The treatment, diagnosis and therapeutic monitoring of hematogenous Candida meningoencephalitis (HCME) are not well understood. We therefore studied the expression of (1-->3)-beta-D-glucan (beta-glucan) in cerebrospinal fluid (CSF) and plasma in a nonneutropenic rabbit model of experimental HCME treated with micafungin and amphotericin B. Groups studied consisted of micafungin (0.5 to 32 mg/kg) and amphotericin B (1 mg/kg) treatment groups and the untreated controls (UC). Despite well-established infection in the cerebrum, cerebellum, choroid, vitreous humor (10(2) to 10(3) CFU/ml), spinal cord, and meninges (10 to 10(2) CFU/g), only 8.1% of UC CSF cultures were positive. By comparison, all 25 UC CSF samples tested for beta-glucan were positive (755 to 7,750 pg/ml) (P < 0.001). The therapeutic response in CNS tissue was site dependent, with significant decreases of the fungal burden in the cerebrum and cerebellum starting at 8 mg/kg, in the meninges at 2 mg/kg, and in the vitreous humor at 4 mg/kg. A dosage of 24 mg/kg was required to achieve a significant effect in the spinal cord and choroid. Clearance of Candida albicans from blood cultures was not predictive of eradication of organisms from the CNS; conversely, beta-glucan levels in CSF were predictive of the therapeutic response. A significant decrease of beta-glucan concentrations in CSF, in comparison to that for UC, started at 0.5 mg/kg (P < 0.001). Levels of plasma beta-glucan were lower than levels in simultaneously obtained CSF (P < 0.05).
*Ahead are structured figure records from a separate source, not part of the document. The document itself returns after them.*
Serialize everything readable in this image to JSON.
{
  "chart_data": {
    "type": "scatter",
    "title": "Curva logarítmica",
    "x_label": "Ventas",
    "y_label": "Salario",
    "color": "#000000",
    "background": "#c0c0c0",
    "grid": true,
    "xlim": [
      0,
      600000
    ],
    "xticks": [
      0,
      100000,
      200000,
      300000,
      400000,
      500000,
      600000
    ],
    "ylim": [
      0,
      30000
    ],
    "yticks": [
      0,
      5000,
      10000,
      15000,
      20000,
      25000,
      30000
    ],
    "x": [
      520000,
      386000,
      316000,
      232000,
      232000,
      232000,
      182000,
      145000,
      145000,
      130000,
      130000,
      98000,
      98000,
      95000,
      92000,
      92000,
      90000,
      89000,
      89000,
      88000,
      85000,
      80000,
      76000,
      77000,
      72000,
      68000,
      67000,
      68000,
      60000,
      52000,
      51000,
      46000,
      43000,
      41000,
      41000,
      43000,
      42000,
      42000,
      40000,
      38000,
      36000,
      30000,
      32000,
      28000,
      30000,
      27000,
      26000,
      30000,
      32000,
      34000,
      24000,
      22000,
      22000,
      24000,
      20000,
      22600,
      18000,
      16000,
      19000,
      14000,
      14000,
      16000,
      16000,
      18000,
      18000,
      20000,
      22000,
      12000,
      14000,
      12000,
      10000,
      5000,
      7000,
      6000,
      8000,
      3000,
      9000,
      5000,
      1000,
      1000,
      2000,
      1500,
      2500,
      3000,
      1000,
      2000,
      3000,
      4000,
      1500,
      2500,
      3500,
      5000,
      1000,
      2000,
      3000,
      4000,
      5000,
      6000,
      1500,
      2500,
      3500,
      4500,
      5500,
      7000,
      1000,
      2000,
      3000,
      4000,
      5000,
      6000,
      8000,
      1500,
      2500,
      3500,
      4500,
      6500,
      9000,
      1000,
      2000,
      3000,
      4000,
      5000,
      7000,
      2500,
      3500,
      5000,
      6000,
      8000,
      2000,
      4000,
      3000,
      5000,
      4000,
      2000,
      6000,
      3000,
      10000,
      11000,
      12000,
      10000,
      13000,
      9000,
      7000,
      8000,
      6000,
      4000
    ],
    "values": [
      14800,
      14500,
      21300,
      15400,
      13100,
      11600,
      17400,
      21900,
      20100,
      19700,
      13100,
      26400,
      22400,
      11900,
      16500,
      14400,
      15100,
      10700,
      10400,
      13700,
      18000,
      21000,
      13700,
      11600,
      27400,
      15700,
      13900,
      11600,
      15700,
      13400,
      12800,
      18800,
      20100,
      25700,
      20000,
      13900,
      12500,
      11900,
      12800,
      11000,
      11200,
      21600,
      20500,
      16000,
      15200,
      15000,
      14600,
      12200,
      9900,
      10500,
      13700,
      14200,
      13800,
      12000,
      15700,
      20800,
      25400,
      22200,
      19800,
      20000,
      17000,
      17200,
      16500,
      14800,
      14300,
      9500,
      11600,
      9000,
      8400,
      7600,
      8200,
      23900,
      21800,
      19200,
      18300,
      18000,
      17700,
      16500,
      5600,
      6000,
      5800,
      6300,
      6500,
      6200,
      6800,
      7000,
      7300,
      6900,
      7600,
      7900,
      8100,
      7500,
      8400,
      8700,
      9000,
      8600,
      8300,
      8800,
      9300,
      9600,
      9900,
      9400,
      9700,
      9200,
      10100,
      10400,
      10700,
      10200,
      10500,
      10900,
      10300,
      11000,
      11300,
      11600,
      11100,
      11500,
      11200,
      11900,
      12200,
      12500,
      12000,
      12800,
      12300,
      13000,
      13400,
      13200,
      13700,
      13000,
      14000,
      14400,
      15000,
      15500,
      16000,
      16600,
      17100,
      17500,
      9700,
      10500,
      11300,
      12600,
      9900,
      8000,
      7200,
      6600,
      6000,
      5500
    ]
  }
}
CSF beta-glucan levels correlated in a dose-dependent pattern with therapeutic responses and with Candida infection in cerebral tissue (r = 0.842). Micafungin demonstrated dose-dependent and site-dependent activity against HCME. CSF beta-glucan may be a useful biomarker for detection and monitoring of therapeutic response in HCME.